Study on tower crane drivers’ fatigue detection based on conditional empirical mode decomposition and multi-scale attention convolutional neural network

Abstract

Tower crane drivers’ fatigue may cause safety hazards and serious work accidents. Therefore, the detection of fatigue is critically important. In the research field of driving fatigue of tower crane drivers, the detection method of electroencephalogram (EEG) signals based on drivers is one of the most commonly used methods. However, noise in the real building environment often disrupts this type of detection method, leading to low classification accuracy. To solve this problem, this study proposes a driving fatigue detection model based on conditional empirical mode decomposition and multi-scale attention convolutional neural network (CEMD-MACNN). Conditional empirical mode decomposition (CEMD) overcomes the problem that traditional empirical mode decomposition (EMD) ignores important information or does not sufficiently remove the noise component when analyzing the signal.
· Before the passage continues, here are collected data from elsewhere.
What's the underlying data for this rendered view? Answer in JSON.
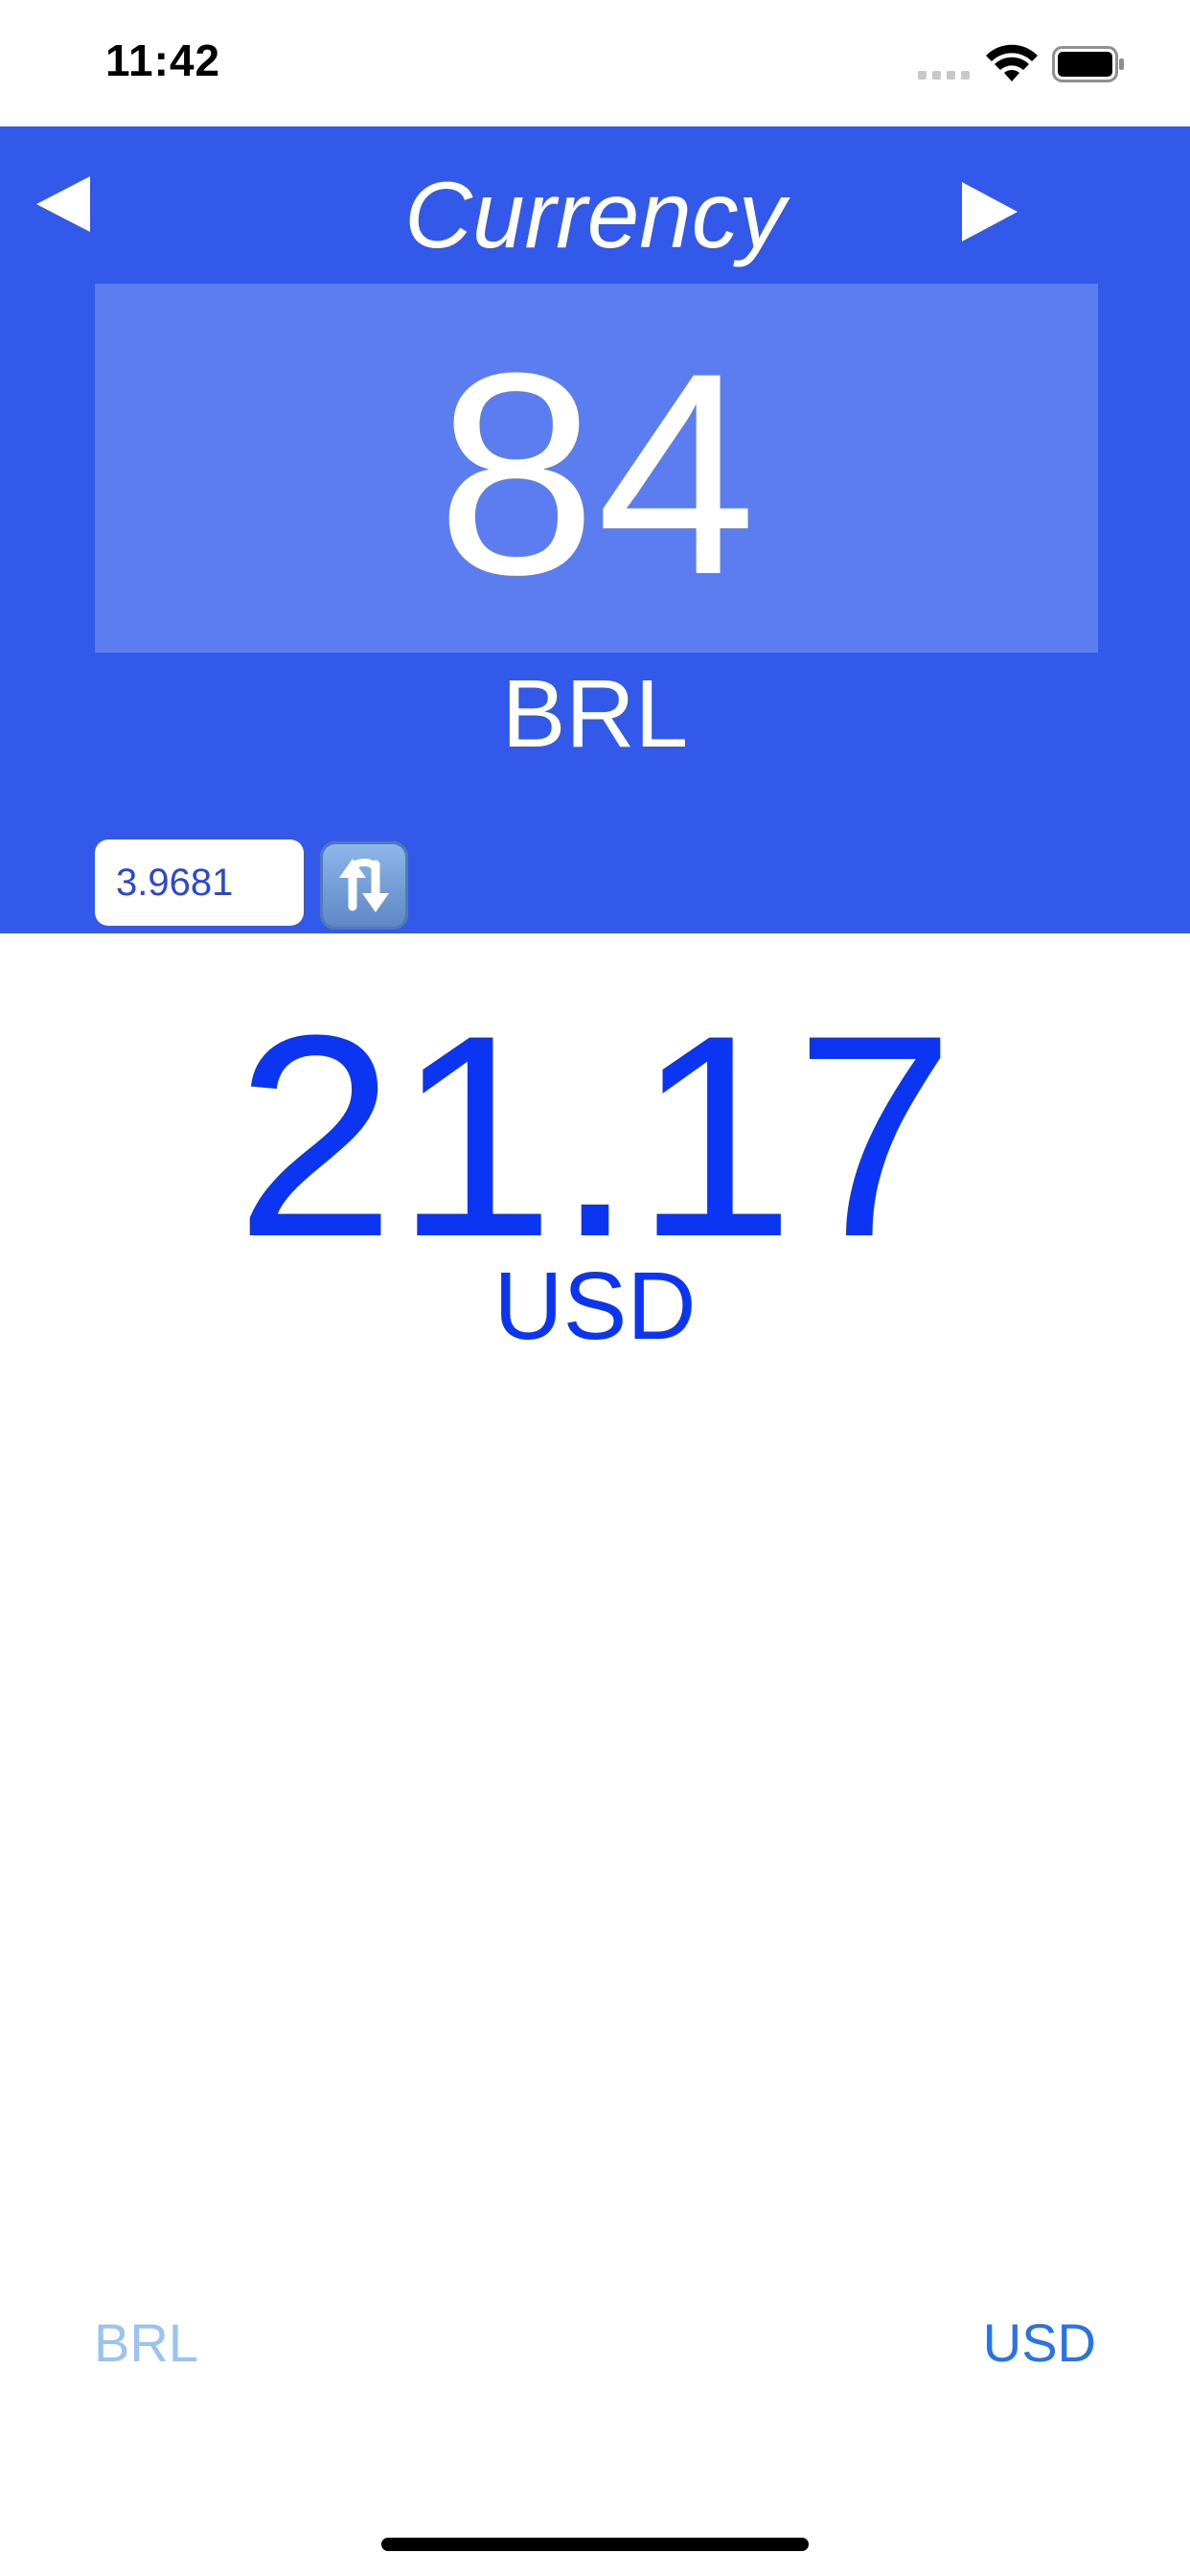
{
  "status_bar": {
    "time": "11:42"
  },
  "header": {
    "title": "Currency",
    "prev_icon": "triangle-left",
    "next_icon": "triangle-right"
  },
  "converter": {
    "amount": "84",
    "from_code": "BRL",
    "rate": "3.9681",
    "refresh_icon": "counterclockwise-arrows",
    "result": "21.17",
    "to_code": "USD"
  },
  "selectors": {
    "from_label": "BRL",
    "to_label": "USD"
  },
  "colors": {
    "header_bg": "#3359eb",
    "amount_box_bg": "#5c7def",
    "result_text": "#0b35f2",
    "from_selector": "#9bc2f3",
    "to_selector": "#2773e7"
  }
}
A multi-scale attention convolutional neural network (MACNN) uses channel attention to adaptively select channels containing fatigue features when extracting features at different scales, thus improving the model’s noise immunity and suppressing the influence of noise. In this study, the driving fatigue detection experiment of tower crane drivers was carried out. The Emotiv device was used to collect the EEG signal of 10 subjects in 7 driving stages, and the EEG signals were divided into awake state and fatigue state using the Karolinska sleepiness scale (KSS). The results showed that the CEMD-MACNN methods achieved an average classification accuracy of 98.70% across 10 subjects. Compared with other traditional methods, CEMD-MACNN has better anti-noise performance and higher classification accuracy.